Film Opening Sequence

Representation

Stereotypes...

Media institutions use stereotypes because the audience will instantly understand them. Stereotypes are basically just a 'visual shortcut'. Because they are repeated so often, we assume that they are normal or 'true'.

Archetypes...

This is the ultimate stereotype. For example, the white stiletto wearing, big busted, brainless blonde bimbo.

Countertype...

This is a representation that challenges traditional associations of groups, people or places.

Representation...

The way in which people, events and ideas are presented to the audience.

To break it down, the media takes something that is already there and represents it to us in the way that they chose.
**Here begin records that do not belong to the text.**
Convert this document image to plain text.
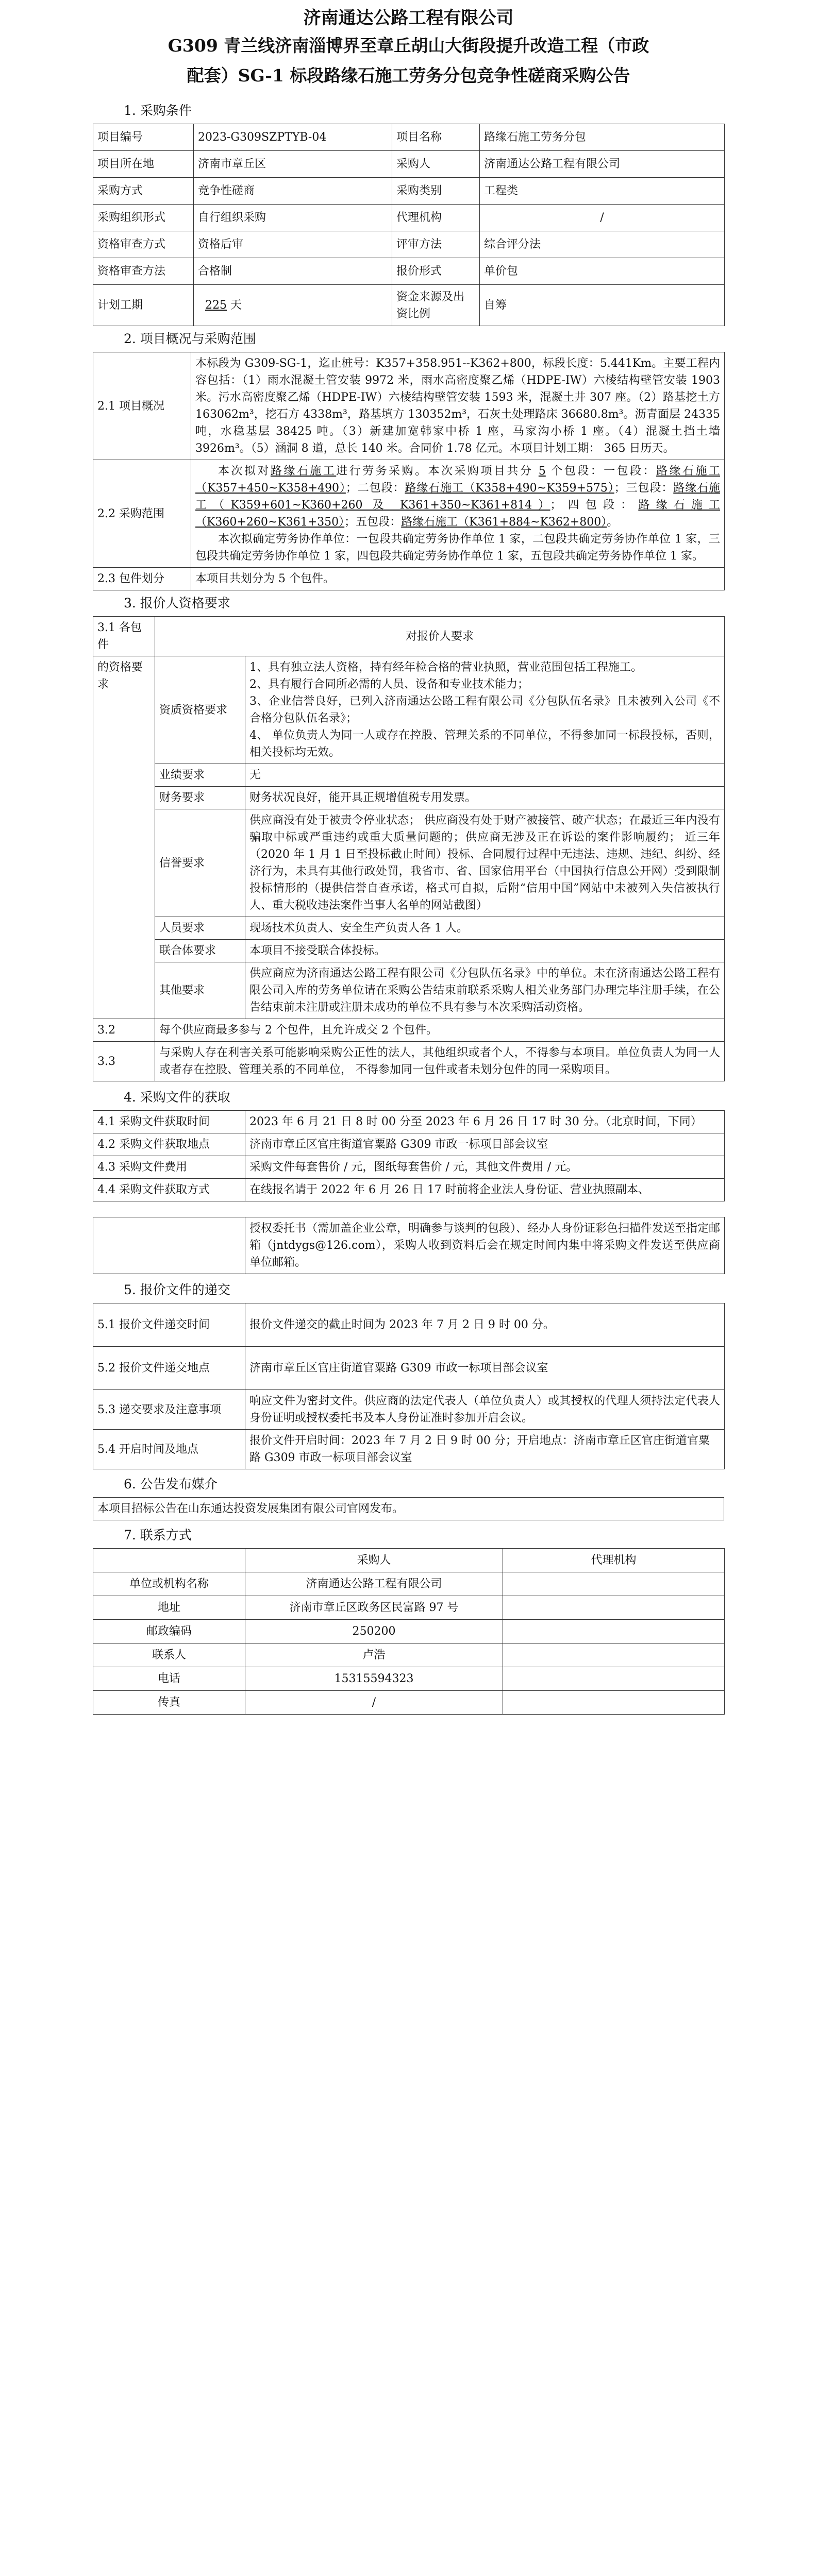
济南通达公路工程有限公司
G309 青兰线济南淄博界至章丘胡山大街段提升改造工程（市政
配套）SG-1 标段路缘石施工劳务分包竞争性磋商采购公告
1. 采购条件
项目编号	2023-G309SZPTYB-04	项目名称	路缘石施工劳务分包
项目所在地	济南市章丘区	采购人	济南通达公路工程有限公司
采购方式	竞争性磋商	采购类别	工程类
采购组织形式	自行组织采购	代理机构	/
资格审查方式	资格后审	评审方法	综合评分法
资格审查方法	合格制	报价形式	单价包
计划工期	225 天	资金来源及出资比例	自筹
2. 项目概况与采购范围
2.1 项目概况	本标段为 G309-SG-1，迄止桩号：K357+358.951--K362+800，标段长度：5.441Km。主要工程内容包括：（1）雨水混凝土管安装 9972 米，雨水高密度聚乙烯（HDPE-IW）六棱结构壁管安装 1903 米。污水高密度聚乙烯（HDPE-IW）六棱结构壁管安装 1593 米，混凝土井 307 座。（2）路基挖土方 163062m³，挖石方 4338m³，路基填方 130352m³，石灰土处理路床 36680.8m³。沥青面层 24335 吨，水稳基层 38425 吨。（3）新建加宽韩家中桥 1 座，马家沟小桥 1 座。（4）混凝土挡土墙 3926m³。（5）涵洞 8 道，总长 140 米。合同价 1.78 亿元。本项目计划工期： 365 日历天。
2.2 采购范围	本次拟对路缘石施工进行劳务采购。本次采购项目共分 5 个包段：一包段：路缘石施工（K357+450~K358+490）；二包段：路缘石施工（K358+490~K359+575）；三包段：路缘石施工（K359+601~K360+260 及 K361+350~K361+814）；四包段：路缘石施工（K360+260~K361+350）；五包段：路缘石施工（K361+884~K362+800）。

本次拟确定劳务协作单位：一包段共确定劳务协作单位 1 家，二包段共确定劳务协作单位 1 家，三包段共确定劳务协作单位 1 家，四包段共确定劳务协作单位 1 家，五包段共确定劳务协作单位 1 家。

2.3 包件划分	本项目共划分为 5 个包件。
3. 报价人资格要求
3.1 各包件	对报价人要求	
的资格要求	资质资格要求	1、具有独立法人资格，持有经年检合格的营业执照，营业范围包括工程施工。

2、具有履行合同所必需的人员、设备和专业技术能力；

3、企业信誉良好，已列入济南通达公路工程有限公司《分包队伍名录》且未被列入公司《不合格分包队伍名录》；

4、 单位负责人为同一人或存在控股、管理关系的不同单位，不得参加同一标段投标，否则，相关投标均无效。

	业绩要求	无
	财务要求	财务状况良好，能开具正规增值税专用发票。
	信誉要求	供应商没有处于被责令停业状态； 供应商没有处于财产被接管、破产状态；在最近三年内没有骗取中标或严重违约或重大质量问题的；供应商无涉及正在诉讼的案件影响履约； 近三年（2020 年 1 月 1 日至投标截止时间）投标、合同履行过程中无违法、违规、违纪、纠纷、经济行为，未具有其他行政处罚，我省市、省、国家信用平台（中国执行信息公开网）受到限制投标情形的（提供信誉自查承诺，格式可自拟，后附“信用中国”网站中未被列入失信被执行人、重大税收违法案件当事人名单的网站截图）
	人员要求	现场技术负责人、安全生产负责人各 1 人。
	联合体要求	本项目不接受联合体投标。
	其他要求	供应商应为济南通达公路工程有限公司《分包队伍名录》中的单位。未在济南通达公路工程有限公司入库的劳务单位请在采购公告结束前联系采购人相关业务部门办理完毕注册手续，在公告结束前未注册或注册未成功的单位不具有参与本次采购活动资格。
3.2	每个供应商最多参与 2 个包件，且允许成交 2 个包件。	
3.3	与采购人存在利害关系可能影响采购公正性的法人，其他组织或者个人，不得参与本项目。单位负责人为同一人或者存在控股、管理关系的不同单位， 不得参加同一包件或者未划分包件的同一采购项目。	
4. 采购文件的获取
4.1 采购文件获取时间	2023 年 6 月 21 日 8 时 00 分至 2023 年 6 月 26 日 17 时 30 分。（北京时间，下同）
4.2 采购文件获取地点	济南市章丘区官庄街道官粟路 G309 市政一标项目部会议室
4.3 采购文件费用	采购文件每套售价 / 元，图纸每套售价 / 元，其他文件费用 / 元。
4.4 采购文件获取方式	在线报名请于 2022 年 6 月 26 日 17 时前将企业法人身份证、营业执照副本、
	授权委托书（需加盖企业公章，明确参与谈判的包段）、经办人身份证彩色扫描件发送至指定邮箱（jntdygs@126.com），采购人收到资料后会在规定时间内集中将采购文件发送至供应商单位邮箱。
5. 报价文件的递交
5.1 报价文件递交时间	报价文件递交的截止时间为 2023 年 7 月 2 日 9 时 00 分。
5.2 报价文件递交地点	济南市章丘区官庄街道官粟路 G309 市政一标项目部会议室
5.3 递交要求及注意事项	响应文件为密封文件。供应商的法定代表人（单位负责人）或其授权的代理人须持法定代表人身份证明或授权委托书及本人身份证准时参加开启会议。
5.4 开启时间及地点	报价文件开启时间：2023 年 7 月 2 日 9 时 00 分；开启地点：济南市章丘区官庄街道官粟路 G309 市政一标项目部会议室
6. 公告发布媒介
本项目招标公告在山东通达投资发展集团有限公司官网发布。
7. 联系方式
	采购人	代理机构
单位或机构名称	济南通达公路工程有限公司	
地址	济南市章丘区政务区民富路 97 号	
邮政编码	250200	
联系人	卢浩	
电话	15315594323	
传真	/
 Representations are created by producers. What they choose to show us is controlled by the gatekeeper. The gatekeeper is any person involved in a media production with the power to make a decision about something the audience are allowed to read, hear or see. E.g a newspaper editor has the final say on what goes into a newspaper.

Moguls...

In the example of the newspaper editors decision, the decision can not be made freely and can be affected by technical issues and also by the kind of person who owns the newspaper. E.g the so-called media moguls, such as Rupert Murdoch

Who, what, why, where...

Who: what is being represented? Who is the preferred audience for this representation?

What: what are they doing? Is their activity presented as typical or atypical? Are they conforming to genre expectations or other conventions?

Why: why are they presented? What purpose do they serve? What are they communicating by their presence? Whats the preferred reading?

Where: where are they? How are they framed? Are they presented as natural or artificial? What surrounds them? What is the foreground and background?

The male gaze...

Cinema apparatus of Hollywood cinema puts the audience in a masculine subject position with the woman on the screen seen as an object of desire. Film and cinematography are structures upon ideas.
Protagonists tended to be men. Mulvey suggests two distinct modes of male gaze: 'voyeuristic (women as whores) and fetishist- woman as unreachable Madonna's'  (Narcissistic women watching films see themselves reflected on the screen.)

How we treat people- Richard Dyer

Dyer argues that how we are seen determines how we are treated and how we treat other people is based around how we see them. This comes from our understanding of representation.
He believes that stereotypes come down to power. Those who have power stereotype those who don't.